Guest blog written by Ted Birkhahn.
Full disclaimer: I am a recovering Starbucks addict. Every day on my walk from Grand Central to our
office, I pass five Starbucks. Until recently, I always stopped in one of them and plunked down several bucks on a mediocre latte. Why? I loved the routine and the brand experience, not the taste of the coffee.
But, as the recession loomed and with daily reminders that it’s time to stop spending and start saving, I decided to put the skids on my Starbucks habit. At first, I tried to change my route to the office so I wouldn’t have to walk past a Starbucks but that didn’t work; no matter what route I chose, I was bound to run into one. So I decided to show some self-control and just go cold turkey.
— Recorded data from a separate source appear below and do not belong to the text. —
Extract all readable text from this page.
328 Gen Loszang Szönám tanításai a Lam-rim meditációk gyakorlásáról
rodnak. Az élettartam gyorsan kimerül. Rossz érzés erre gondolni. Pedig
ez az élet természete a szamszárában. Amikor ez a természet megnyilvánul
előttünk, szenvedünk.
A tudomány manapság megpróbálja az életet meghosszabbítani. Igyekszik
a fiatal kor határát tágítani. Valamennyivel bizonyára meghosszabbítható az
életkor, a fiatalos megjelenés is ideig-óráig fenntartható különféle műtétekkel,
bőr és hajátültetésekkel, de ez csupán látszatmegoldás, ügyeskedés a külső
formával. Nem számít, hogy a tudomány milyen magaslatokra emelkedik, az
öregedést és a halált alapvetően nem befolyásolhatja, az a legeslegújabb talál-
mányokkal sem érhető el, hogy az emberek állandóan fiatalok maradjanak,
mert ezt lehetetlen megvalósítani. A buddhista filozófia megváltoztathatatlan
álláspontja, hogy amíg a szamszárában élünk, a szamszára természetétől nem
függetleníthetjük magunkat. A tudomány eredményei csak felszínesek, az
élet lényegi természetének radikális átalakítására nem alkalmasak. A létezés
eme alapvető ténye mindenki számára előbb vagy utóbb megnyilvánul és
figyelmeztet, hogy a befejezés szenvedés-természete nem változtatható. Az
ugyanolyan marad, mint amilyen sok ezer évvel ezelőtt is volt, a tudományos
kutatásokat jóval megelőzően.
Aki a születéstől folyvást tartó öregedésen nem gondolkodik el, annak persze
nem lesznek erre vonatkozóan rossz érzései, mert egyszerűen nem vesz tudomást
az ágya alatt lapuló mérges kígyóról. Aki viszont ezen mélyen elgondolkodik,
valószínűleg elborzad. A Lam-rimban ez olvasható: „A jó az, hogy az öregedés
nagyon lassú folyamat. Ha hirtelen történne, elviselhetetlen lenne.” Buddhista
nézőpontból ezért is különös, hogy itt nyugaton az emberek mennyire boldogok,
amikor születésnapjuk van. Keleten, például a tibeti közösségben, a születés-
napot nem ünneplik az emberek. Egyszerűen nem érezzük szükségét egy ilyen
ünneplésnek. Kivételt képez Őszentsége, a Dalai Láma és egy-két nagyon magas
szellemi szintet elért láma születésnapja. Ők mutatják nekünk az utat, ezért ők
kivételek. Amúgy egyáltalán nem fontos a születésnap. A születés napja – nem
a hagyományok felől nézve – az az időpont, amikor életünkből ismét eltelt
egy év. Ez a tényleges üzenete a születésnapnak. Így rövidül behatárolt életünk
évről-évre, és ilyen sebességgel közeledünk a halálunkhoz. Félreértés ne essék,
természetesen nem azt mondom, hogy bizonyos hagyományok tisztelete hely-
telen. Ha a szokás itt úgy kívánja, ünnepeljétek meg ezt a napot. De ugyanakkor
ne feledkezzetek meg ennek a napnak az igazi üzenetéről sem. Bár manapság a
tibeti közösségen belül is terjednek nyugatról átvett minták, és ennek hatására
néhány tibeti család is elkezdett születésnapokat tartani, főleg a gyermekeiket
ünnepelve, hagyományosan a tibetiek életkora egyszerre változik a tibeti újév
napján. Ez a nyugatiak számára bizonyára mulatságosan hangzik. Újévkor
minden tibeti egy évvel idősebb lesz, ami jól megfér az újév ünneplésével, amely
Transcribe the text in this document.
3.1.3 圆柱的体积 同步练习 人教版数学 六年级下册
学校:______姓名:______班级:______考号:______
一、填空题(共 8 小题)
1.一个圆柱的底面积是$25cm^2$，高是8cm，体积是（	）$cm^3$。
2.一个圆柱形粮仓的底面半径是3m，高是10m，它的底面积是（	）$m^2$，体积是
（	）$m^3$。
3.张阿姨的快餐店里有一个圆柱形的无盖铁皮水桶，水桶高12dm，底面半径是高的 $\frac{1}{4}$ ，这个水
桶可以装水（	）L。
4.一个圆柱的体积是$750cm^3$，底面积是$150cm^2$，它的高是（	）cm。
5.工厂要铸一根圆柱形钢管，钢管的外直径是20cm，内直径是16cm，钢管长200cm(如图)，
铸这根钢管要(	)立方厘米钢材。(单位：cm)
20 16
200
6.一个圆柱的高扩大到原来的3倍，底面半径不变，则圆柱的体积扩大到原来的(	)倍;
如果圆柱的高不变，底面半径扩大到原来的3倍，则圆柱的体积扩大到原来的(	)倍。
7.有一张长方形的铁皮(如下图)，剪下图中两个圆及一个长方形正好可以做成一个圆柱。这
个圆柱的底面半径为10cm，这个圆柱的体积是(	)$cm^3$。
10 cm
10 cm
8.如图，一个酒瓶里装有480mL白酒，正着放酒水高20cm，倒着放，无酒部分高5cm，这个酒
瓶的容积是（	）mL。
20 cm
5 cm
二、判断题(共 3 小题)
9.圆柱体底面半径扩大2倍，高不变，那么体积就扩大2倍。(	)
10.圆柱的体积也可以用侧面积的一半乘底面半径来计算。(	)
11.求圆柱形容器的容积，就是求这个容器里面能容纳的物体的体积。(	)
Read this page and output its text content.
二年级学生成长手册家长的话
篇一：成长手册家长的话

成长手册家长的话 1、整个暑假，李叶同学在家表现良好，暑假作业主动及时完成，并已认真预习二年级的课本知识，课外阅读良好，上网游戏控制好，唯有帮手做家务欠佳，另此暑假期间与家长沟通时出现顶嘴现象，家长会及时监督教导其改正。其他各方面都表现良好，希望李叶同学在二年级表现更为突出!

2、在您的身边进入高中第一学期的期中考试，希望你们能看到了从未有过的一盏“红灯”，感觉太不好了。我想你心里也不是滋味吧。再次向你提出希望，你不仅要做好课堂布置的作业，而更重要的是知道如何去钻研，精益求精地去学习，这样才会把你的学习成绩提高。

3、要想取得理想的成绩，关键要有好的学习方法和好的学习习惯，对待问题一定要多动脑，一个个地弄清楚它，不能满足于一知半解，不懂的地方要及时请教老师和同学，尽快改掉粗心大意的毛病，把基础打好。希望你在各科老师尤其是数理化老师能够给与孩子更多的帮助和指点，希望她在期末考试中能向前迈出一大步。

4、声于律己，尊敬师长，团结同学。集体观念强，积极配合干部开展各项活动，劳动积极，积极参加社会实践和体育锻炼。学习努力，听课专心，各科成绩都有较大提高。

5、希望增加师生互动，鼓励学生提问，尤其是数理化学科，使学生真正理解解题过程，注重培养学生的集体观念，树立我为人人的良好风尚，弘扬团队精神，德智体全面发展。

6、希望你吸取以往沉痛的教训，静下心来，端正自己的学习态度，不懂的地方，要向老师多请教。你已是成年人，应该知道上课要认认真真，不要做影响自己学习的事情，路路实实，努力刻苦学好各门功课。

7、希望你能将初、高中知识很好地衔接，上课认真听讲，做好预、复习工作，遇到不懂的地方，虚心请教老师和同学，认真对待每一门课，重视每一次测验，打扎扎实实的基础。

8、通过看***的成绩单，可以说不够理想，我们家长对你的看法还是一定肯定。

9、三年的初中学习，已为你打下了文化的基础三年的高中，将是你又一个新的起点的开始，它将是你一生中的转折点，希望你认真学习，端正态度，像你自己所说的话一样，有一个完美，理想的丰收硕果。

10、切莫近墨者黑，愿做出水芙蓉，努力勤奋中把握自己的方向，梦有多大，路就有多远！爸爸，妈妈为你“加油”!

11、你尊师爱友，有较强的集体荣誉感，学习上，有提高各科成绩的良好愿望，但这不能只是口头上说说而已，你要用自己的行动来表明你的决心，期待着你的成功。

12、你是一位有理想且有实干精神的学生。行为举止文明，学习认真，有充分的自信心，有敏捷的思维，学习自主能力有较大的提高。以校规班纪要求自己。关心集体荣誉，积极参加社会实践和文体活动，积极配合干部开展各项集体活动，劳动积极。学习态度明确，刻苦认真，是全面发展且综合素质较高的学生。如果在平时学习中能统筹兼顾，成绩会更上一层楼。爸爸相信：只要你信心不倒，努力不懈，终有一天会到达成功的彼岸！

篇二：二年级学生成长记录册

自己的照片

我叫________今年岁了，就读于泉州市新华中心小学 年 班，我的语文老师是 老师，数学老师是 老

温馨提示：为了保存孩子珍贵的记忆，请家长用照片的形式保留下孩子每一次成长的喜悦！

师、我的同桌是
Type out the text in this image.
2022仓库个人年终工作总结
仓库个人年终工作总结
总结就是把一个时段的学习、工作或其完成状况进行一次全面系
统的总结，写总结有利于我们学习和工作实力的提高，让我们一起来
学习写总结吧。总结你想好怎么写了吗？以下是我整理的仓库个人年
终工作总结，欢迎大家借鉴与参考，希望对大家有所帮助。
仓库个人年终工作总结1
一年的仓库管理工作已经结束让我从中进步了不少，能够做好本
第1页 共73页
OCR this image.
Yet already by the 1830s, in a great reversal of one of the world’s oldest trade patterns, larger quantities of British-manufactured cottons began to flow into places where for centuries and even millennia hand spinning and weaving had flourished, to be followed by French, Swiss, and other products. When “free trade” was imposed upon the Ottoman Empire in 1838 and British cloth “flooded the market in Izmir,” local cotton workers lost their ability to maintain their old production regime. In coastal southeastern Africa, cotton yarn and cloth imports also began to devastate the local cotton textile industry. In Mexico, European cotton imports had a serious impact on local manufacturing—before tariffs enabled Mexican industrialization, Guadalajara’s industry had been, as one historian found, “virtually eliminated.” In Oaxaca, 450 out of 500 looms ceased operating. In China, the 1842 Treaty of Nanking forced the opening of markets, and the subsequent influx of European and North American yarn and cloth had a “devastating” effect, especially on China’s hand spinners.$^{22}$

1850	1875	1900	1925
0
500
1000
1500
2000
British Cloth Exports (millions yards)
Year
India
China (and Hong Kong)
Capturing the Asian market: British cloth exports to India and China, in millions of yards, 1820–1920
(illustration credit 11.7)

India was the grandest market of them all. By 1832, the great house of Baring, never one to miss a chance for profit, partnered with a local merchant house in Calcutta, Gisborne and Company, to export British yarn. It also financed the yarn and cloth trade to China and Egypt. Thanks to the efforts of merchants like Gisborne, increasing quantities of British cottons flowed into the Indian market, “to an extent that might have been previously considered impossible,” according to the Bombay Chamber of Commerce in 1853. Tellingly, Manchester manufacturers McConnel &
Am I indicative of a trend that is sweeping across the nation contributing to the vanishing profits of the world’s biggest coffee chain? It’s hard to pinpoint why Starbucks has suffered. Did they grow too fast? Are their prices too high? Is the taste of the coffee just not that good? Did the brand – and the experience it provides – run its course? I suspect it is a combination of all these factors.
However, one thing is certain: If the U.S. finds itself in a prolonged economic downturn, Starbucks is a dead-man walking. Although it is making major changes to the way it makes, serves and sells its products, I believe the company is too big and cumbersome to dig itself out of the hole that it’s in.
Only time will tell what happens to Starbucks. In the meantime, I’m off to the kitchen to grab a free cup o’ joe.